Was this not precisely what Hannah Arendt, the Jewish philosopher of totalitarianism, meant when she identified the “banality of evil” while watching the trial of the Holocaust’s architect, Adolph Eichmann, in Jerusalem in 1962?
Arendt wrote that totalitarian systems were designed to turn men into “functionaries and mere cogs in the administrative machinery”, to “dehumanise them”.
Even the worst bureaucracies contain few monsters. Its officials have simply forgotten what it means to be human, losing the capacity for compassion and independent thought.
After five decades of ruling over Palestinians, with no limits or accountability, many Israelis have become cogs.
Most of the Palestinian victims of this “system” remain hidden from view. Only occasionally a Ghada suddenly throws a troubling light on the depths to which Israel has sunk.
Another example is Ahed Al Tamimi, who spent her 17th birthday in prison last week, charged with slapping a heavily armed soldier during an invasion of her home. Moments earlier, his unit had shot her 15-year-old cousin in the face, nearly killing him. She now risks a 10-year jail sentence for her justified anger.
Michael Oren, Israel’s former ambassador to Washington and now a government minister, was so unwilling to believe Ahed could be blonde-haired and blue-eyed – like him – that he ordered a secret investigation to try to prove her family were actors.
Most Israelis cannot believe that a Palestinian child might fight for her home and for her family’s right to live freely. Palestinians are expected to be passive recipients of Israel’s “civilising”, bureaucratic violence.
Soldiers helping settlers to steal her community’s farmland have scrawled death threats against her on the walls in her village, Nabi Saleh.
Oren Hazan, a parliament member from the ruling Likud party, told the BBC last week that Ahed was not a child, but a “terrorist”. Had he been slapped, he said, “she would finish in the hospital for sure … I would kick, kick her face”.
This dehumanising logic is directed at any non-Jew with a foothold in the enlarged fortress state Israel is creating.
But belatedly, a few Israelis are drawing a line. A backlash has begun as Israel this week begins expelling 40,000 asylum seekers who fled wars in Sudan and Eritrea. In violation of international treaties, Israel wants these refugees returned to Africa, where they risk persecution or death.
Unlike Palestinians, these refugees tug at some liberal Israelis’ heartstrings, reminding them of European Jews who once needed shelter from genocide.

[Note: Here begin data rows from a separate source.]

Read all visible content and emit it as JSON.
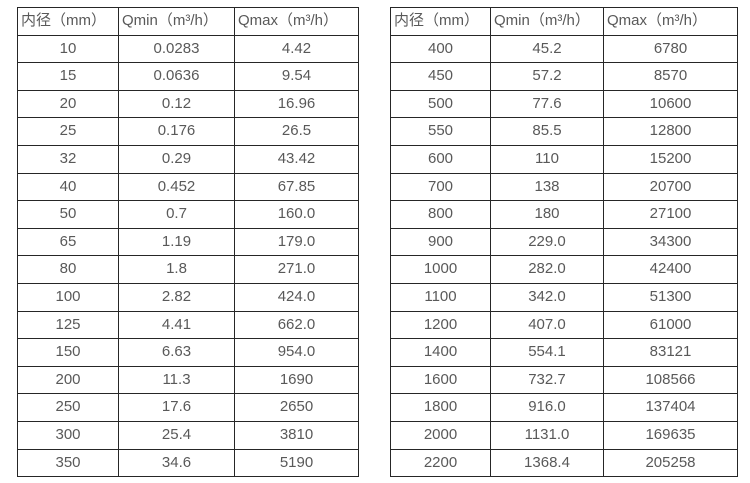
{
  "page": {
    "background_color": "#ffffff",
    "text_color": "#595959",
    "border_color": "#262626"
  },
  "tables": [
    {
      "name": "flow-table-small-diameters",
      "headers": [
        "内径（mm）",
        "Qmin（m³/h）",
        "Qmax（m³/h）"
      ],
      "rows": [
        [
          "10",
          "0.0283",
          "4.42"
        ],
        [
          "15",
          "0.0636",
          "9.54"
        ],
        [
          "20",
          "0.12",
          "16.96"
        ],
        [
          "25",
          "0.176",
          "26.5"
        ],
        [
          "32",
          "0.29",
          "43.42"
        ],
        [
          "40",
          "0.452",
          "67.85"
        ],
        [
          "50",
          "0.7",
          "160.0"
        ],
        [
          "65",
          "1.19",
          "179.0"
        ],
        [
          "80",
          "1.8",
          "271.0"
        ],
        [
          "100",
          "2.82",
          "424.0"
        ],
        [
          "125",
          "4.41",
          "662.0"
        ],
        [
          "150",
          "6.63",
          "954.0"
        ],
        [
          "200",
          "11.3",
          "1690"
        ],
        [
          "250",
          "17.6",
          "2650"
        ],
        [
          "300",
          "25.4",
          "3810"
        ],
        [
          "350",
          "34.6",
          "5190"
        ]
      ]
    },
    {
      "name": "flow-table-large-diameters",
      "headers": [
        "内径（mm）",
        "Qmin（m³/h）",
        "Qmax（m³/h）"
      ],
      "rows": [
        [
          "400",
          "45.2",
          "6780"
        ],
        [
          "450",
          "57.2",
          "8570"
        ],
        [
          "500",
          "77.6",
          "10600"
        ],
        [
          "550",
          "85.5",
          "12800"
        ],
        [
          "600",
          "110",
          "15200"
        ],
        [
          "700",
          "138",
          "20700"
        ],
        [
          "800",
          "180",
          "27100"
        ],
        [
          "900",
          "229.0",
          "34300"
        ],
        [
          "1000",
          "282.0",
          "42400"
        ],
        [
          "1100",
          "342.0",
          "51300"
        ],
        [
          "1200",
          "407.0",
          "61000"
        ],
        [
          "1400",
          "554.1",
          "83121"
        ],
        [
          "1600",
          "732.7",
          "108566"
        ],
        [
          "1800",
          "916.0",
          "137404"
        ],
        [
          "2000",
          "1131.0",
          "169635"
        ],
        [
          "2200",
          "1368.4",
          "205258"
        ]
      ]
    }
  ]
}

Nonetheless, Israel has incentivised its citizens to become bounty-hunters, offering $9,000 bonuses to self-appointed "immigration inspectors" who find illegal African migrants.

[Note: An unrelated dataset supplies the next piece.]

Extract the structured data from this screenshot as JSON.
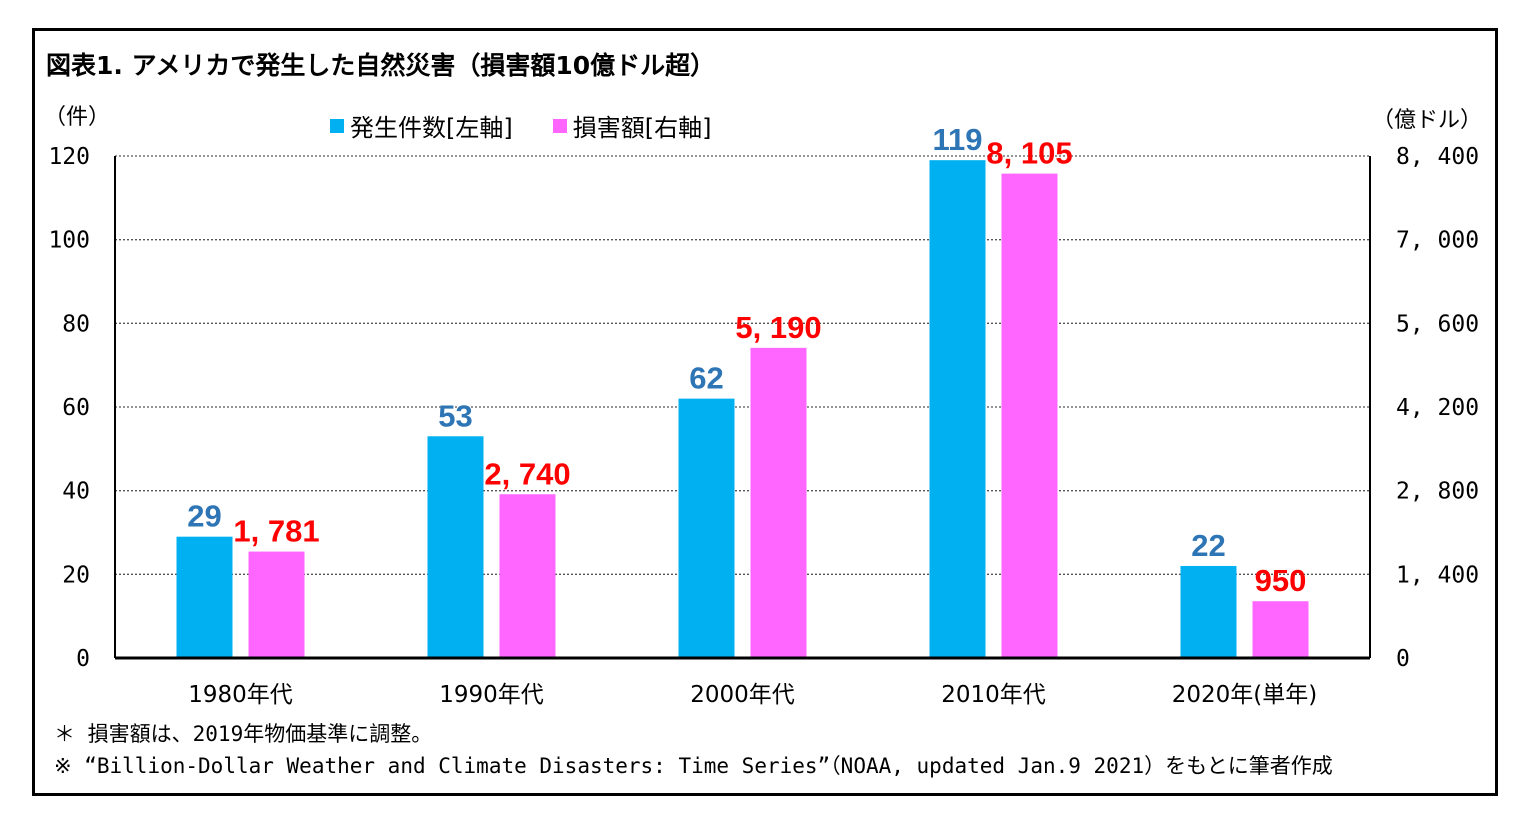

Progressive rabbis and social activists have called for Israelis to hide the refugees in attics and cellars, just as Europeans once protected Jews from their persecutors.
It is a battle for Israel’s soul. Can Israelis begin to see non-Jews – whether Africans or Palestinians like Ghada – as fellow human beings, equally deserving of compassion? Or will Israelis sink further into the darkness of a banal evil that threatens to engulf them?